Winston Peters Has A Crack At Stand Up Comedy
Winston Peters Has A Crack At Stand Up Comedy
By Kevin List
Today New Zealand First leader Winston Peters was involved in a spot of showmanship regarding which of the two main parties he favours as a post election coalition partner (providing of course he is in a position to be Kingmaker post- election).
At a press conference called ostensibly to announce NZ First’s election campaign launch Mr Peters delved deep into the traditions of British vaudeville.
After a question, which canvassed who Mr Peter’s preferred coalition partner was, a silver suitcase started ringing. Amazingly the steadfast media contingent held fast and didn’t attempt to seek cover from a potential Iraqi insurgent/Al – Qaeda type attack.
This fortitude and commitment to getting the story led to the assembled masses being treated to a comedy routine that would have kept any fan of the ‘Two Ronnies’ in stitches for at least 5 seconds.
Mr Peters opened the silver suitcase and proceeded to take a call from a man known as ‘Don’. Mr Peters asked this individual who his preference for a coalition partner was. When no definitive answer was forthcoming Mr Peters turned off the phone. As the forced laughter was dying another phone rang. Mr Peters once again answered. This second call was supposedly from someone called ‘Helen’. Again Mr Peters quizzed this mysterious caller as to who their preferred coalition partner was.
“Whaddaya mean you don’t know,” exclaimed Mr Peters before telling the mysterious ‘Helen’ that he had a press conference to get back to.
Criticising National Party leader Don Brash and his proposed tax cuts requires a slightly more serious expression from Mr Peters.
Mr Peters then rounded on his chuckling audience, and told the media that he wished they would pay attention to what were in his opinion fundamentally flawed statements made by Don Brash regarding tax cuts.
“If you look at what is being said by Dr Cullen as to what is available [for tax cuts] he is right – there is about two billion dollars available - not the amount that Don Brash talks about.
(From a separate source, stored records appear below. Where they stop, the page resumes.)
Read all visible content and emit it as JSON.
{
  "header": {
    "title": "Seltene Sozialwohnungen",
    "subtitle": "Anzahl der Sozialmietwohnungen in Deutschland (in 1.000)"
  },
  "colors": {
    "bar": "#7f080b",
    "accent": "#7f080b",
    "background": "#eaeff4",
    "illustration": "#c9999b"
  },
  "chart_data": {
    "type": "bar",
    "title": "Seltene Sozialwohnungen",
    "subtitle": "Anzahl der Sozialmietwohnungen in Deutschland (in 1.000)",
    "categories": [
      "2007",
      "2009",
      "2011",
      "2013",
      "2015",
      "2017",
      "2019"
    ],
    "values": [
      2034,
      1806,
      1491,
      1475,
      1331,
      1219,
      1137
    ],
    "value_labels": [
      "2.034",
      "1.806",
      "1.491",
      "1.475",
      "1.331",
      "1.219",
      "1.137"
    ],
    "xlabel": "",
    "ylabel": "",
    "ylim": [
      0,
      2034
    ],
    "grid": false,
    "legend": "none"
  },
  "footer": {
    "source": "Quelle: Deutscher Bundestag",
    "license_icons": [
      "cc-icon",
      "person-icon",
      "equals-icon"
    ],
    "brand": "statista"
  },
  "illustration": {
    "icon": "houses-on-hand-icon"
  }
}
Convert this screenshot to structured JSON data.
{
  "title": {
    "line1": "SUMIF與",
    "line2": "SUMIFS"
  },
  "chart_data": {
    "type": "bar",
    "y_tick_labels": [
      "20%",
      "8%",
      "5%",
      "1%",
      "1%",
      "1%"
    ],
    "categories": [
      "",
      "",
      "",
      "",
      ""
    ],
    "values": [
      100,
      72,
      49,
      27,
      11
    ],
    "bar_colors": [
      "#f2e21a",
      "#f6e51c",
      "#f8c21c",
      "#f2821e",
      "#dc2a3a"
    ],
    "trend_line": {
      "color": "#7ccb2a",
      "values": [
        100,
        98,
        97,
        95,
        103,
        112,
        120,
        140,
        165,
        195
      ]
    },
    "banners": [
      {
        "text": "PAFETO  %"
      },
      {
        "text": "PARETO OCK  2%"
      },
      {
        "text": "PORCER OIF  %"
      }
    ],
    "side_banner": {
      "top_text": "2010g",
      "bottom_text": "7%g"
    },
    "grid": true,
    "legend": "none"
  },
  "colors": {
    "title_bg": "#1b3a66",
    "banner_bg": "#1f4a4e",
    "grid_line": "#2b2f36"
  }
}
Don Brash has signed up to the Cullen fund. Straight there is a sizeable chunk that he [Don Brash] is talking about for tax cuts, which he must know surely as the [former] Governor of the Reserve Bank is not available.
"I wish some of you actually examined some of the comments Dr Brash is making. He claims to be an economic expert - that statement is fundamentally flawed when he says that money is available,” explained Mr Peters.
Mr Peters then drew the media's attention to an answer Don Brash had given to a television interviewer regarding whether Don Brash favoured tax cuts across the board. [*]
“There was a long pause when he was asked one night on television: 'Does that mean for everybody?’- a long pause – a glazed eye look, and then he said yes.”
Mr Peters surmised Dr Brash must have been offering the electorate a full packet of chewing gum instead of the half a packet of chewing gum he considered was offered in Dr Cullen’s recent budget.
Mr Peters also spelled out some of the key policy planks of NZ First’s 2005 election campaign which included;
- a focussed immigration policy
- bolstering Police numbers
- ensuring New Zealand assets remain in New Zealand hands
When Mr Peters mentioned ensuring New Zealand assets remain in New Zealander’s hands he intimated he was keen to regain the “ownership of New Zealand”. This particular policy would hint at a slight change of tack for New Zealand First. During the New Zealand First/National coalition the Government’s share of Auckland International Airport was sold.
In Winston Peters' May 14 1998 Budget Speech he outlined his then policy of selling various New Zealand owned assets.
"Key initiatives announced in the 1998 budget include decisions to negotiate with local government shareholders to divest the Crown's ownership interest in Auckland International Airport . . . The government has also started the process of divesting the Crown's ownership interests in the coal mining State Owned Enterprise, Solid Energy."
Auckland International Airport recently paid out a $200 million distribution to its mainly foreign shareholders.
NZ First did however oppose selling Television New Zealand – an idea which many within the 1990s National administration were particularly keen on.
* Mr Peters was probably alluding to a recent Agenda programme where Simon Dallow questioned Dr Brash regarding National’s tax policy.
SIMON: On the 13th of July 2003 you said you would reduce company tax and the top two personal rates to 30%, in a press release on the 17th of March last year you said National's top priorities for tax reductions and tax relief for low to middle income families. What is it? Who's getting it?
DR BRASH: We're committed to have tax relief for all hard working New Zealanders that’s what I've said that’s the latest statement I've made and that’s what we'll stick with.
- SIMON: So by all the hard working New Zealanders you mean across the board?
- DR BRASH: I mean across the board.
- SIMON: Including the lowest tax bracket?
DR BRASH: Let's wait and see the details Simon I don’t want to go further than that.